One of the first commercial brands of deodorant was Odorono, a name combining Odor and “oh no!” The company was founded and owned by Cincinnati native Edna Murphey. However, people didn’t consider perspiration a problem and just covered up body odor with copious amounts of perfume. Murphey teamed up with copywriter James Webb Young to create a need.
Using an advertising storm, Young and Murphey painted excessive perspiration as something to be embarrassed about. When doctors denounced her product as harmful, Murphey had them conduct tests to prove it was safe to use. More importantly, she and Young broached the topic of female body odor in the popular publication the “Ladies’ Home Journal.” Although the ad outraged many, deodorant sales skyrocketed following the campaign and established deodorants as a body grooming must-have.
Aching for Some Bacon
When you think about the perfect breakfast, what do you see on your plate? A lot of people would probably say scrambled eggs, toast, and a side of well-cooked bacon. The average American will eat approximately 18 pounds of bacon or almost the same weight as a car tire. But Americans have only been eating bacon as a breakfast food for barely a century.
Before bacon and eggs became the standard components of breakfast, Americans would eat gruel, porridge, and maybe sausages in the morning. Sometimes people would only eat plain toast and get to work. That all changed thanks to Beech-Nut Packing. The company made money on packaging pork, and bacon was one of their main products. But they learned their sales were slipping. To bolster their sales, they hired Edward Bernays, a pioneer in public relations and Sigmund Freud’s nephew.
Bernays asked a doctor which was better for people: a hearty meal with eggs and bacon or a smaller, less satiating meal. When the doctor said a hearty meal was better, Bernays repeated the same admittedly misleading question to 5,000 more doctors and advertised bacon as part of a healthy breakfast. The media picked up the story, and it spread like wildfire across the country, turning bacon into a breakfast essential.
Taking a Break
Coffee is ubiquitous in a workplace setting. Multiple surveys and studies have revealed how intertwined coffee is to everyday life. Approximately 64 percent of adults in the U.S. guzzle an average of 3.1 cups of coffee every day. That means the country consumes a little over 146 billion cups of coffee annually. But in the 50s, coffee was declining in popularity.
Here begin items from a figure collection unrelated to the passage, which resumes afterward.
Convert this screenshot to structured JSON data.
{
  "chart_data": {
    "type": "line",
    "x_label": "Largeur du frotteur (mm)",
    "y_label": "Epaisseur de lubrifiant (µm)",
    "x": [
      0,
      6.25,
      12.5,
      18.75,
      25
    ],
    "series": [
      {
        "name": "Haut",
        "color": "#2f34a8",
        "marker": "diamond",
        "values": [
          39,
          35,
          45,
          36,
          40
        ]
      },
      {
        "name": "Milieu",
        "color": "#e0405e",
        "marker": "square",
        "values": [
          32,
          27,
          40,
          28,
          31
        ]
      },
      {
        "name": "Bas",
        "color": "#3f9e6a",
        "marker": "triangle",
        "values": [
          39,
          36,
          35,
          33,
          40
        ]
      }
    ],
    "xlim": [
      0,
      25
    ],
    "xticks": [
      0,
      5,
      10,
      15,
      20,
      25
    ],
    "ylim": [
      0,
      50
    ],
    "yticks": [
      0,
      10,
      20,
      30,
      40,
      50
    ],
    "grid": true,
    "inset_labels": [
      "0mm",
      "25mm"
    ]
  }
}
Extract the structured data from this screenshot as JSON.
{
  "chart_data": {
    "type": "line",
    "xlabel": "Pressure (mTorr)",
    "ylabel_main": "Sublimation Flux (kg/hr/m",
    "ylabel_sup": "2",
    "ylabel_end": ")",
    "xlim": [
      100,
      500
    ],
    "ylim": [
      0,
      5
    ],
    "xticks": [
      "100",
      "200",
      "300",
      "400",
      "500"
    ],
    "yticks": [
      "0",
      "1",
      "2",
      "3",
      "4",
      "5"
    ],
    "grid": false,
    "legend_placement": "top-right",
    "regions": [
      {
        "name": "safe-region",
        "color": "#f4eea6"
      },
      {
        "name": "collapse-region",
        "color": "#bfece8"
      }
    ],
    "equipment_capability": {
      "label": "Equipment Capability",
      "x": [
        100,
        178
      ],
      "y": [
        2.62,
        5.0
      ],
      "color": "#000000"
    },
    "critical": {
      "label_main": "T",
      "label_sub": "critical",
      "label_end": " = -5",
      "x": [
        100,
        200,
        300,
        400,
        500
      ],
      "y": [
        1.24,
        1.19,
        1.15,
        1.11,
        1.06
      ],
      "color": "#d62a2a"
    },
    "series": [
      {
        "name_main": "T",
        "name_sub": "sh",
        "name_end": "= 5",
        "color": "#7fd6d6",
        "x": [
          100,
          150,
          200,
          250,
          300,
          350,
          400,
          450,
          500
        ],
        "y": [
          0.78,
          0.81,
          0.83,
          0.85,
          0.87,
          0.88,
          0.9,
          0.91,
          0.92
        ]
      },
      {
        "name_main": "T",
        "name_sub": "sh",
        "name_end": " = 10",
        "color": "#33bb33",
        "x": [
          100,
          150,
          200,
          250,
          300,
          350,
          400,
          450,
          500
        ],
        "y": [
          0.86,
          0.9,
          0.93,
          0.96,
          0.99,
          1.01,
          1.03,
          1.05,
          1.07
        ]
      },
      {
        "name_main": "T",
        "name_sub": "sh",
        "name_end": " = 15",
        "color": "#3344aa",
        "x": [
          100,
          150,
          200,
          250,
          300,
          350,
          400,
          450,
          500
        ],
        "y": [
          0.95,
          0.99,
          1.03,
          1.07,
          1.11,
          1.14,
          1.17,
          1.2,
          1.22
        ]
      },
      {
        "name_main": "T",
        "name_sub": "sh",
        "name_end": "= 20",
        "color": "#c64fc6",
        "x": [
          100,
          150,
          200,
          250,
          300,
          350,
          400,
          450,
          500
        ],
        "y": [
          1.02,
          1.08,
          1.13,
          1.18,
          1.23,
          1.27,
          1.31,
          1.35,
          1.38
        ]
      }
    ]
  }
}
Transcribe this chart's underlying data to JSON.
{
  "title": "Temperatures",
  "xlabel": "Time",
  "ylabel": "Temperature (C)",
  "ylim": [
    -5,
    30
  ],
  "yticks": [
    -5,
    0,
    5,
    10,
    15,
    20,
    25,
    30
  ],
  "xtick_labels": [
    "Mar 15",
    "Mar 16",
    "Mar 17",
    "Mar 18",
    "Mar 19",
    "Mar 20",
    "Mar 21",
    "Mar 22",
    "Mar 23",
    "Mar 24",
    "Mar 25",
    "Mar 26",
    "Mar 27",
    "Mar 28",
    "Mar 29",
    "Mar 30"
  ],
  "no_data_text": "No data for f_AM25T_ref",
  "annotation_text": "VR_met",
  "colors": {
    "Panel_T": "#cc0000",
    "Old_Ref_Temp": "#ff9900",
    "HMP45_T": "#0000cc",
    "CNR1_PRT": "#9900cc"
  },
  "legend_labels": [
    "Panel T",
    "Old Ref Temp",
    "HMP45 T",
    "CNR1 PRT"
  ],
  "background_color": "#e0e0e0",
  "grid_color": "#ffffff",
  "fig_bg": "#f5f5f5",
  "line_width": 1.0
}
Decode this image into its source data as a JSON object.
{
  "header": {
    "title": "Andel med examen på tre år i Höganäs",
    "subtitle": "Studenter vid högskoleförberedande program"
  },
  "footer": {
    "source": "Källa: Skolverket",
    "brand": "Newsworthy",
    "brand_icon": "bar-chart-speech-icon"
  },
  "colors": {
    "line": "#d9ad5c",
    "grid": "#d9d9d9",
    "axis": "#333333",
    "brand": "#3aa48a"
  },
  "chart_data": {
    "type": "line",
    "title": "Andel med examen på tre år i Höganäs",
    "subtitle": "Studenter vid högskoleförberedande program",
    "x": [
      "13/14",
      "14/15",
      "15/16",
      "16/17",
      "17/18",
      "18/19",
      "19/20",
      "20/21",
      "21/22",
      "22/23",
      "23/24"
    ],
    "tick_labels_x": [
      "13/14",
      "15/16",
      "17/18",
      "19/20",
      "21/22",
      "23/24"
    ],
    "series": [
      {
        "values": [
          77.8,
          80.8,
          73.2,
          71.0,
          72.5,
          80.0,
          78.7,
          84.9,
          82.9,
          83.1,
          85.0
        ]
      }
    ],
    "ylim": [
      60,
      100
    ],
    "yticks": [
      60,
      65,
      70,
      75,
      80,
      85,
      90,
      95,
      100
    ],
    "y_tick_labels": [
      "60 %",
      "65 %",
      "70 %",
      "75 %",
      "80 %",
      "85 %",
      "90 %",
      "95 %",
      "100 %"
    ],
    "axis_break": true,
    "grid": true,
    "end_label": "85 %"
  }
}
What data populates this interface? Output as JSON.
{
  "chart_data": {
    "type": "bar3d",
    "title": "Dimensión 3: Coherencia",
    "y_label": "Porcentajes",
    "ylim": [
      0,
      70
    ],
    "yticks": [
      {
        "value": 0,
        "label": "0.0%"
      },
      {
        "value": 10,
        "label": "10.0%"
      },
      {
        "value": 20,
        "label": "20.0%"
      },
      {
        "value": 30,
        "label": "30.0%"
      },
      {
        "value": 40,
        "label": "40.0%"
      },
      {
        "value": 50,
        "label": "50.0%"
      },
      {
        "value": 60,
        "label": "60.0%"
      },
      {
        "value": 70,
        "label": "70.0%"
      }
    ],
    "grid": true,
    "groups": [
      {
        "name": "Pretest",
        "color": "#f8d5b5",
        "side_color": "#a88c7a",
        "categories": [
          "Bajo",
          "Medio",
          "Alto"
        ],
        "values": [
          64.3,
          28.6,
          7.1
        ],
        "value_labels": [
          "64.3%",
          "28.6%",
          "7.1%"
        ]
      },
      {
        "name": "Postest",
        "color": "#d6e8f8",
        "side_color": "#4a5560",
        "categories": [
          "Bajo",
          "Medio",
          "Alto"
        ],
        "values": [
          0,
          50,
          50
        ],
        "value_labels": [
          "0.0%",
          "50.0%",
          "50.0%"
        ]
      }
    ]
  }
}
To address this decline, and falling profits, coffee companies in the U.S. allied with coffee-exporting countries in South America. This alliance, called the Pan-American Coffee Bureau, brought in John B. Watson, a respected sociologist at Johns Hopkins University. Watson sought to link coffee drinking with leisure time, and so he launched the idea of the “coffee break.”
The idea was to attract people to coffee drinking with a pleasurable concept: not working during work hours. His campaign enforced the idea that coffee is the drink of choice during a break. In a few years, many companies were giving their employees short breaks during the day, during which they sipped coffee. And thus, a new American tradition was born.
Determination is a vital trait for a business owner, but so is creativity. If your product or service is as useful as you think, you need to have the perseverance to stand by it and the imagination to make it the next big thing.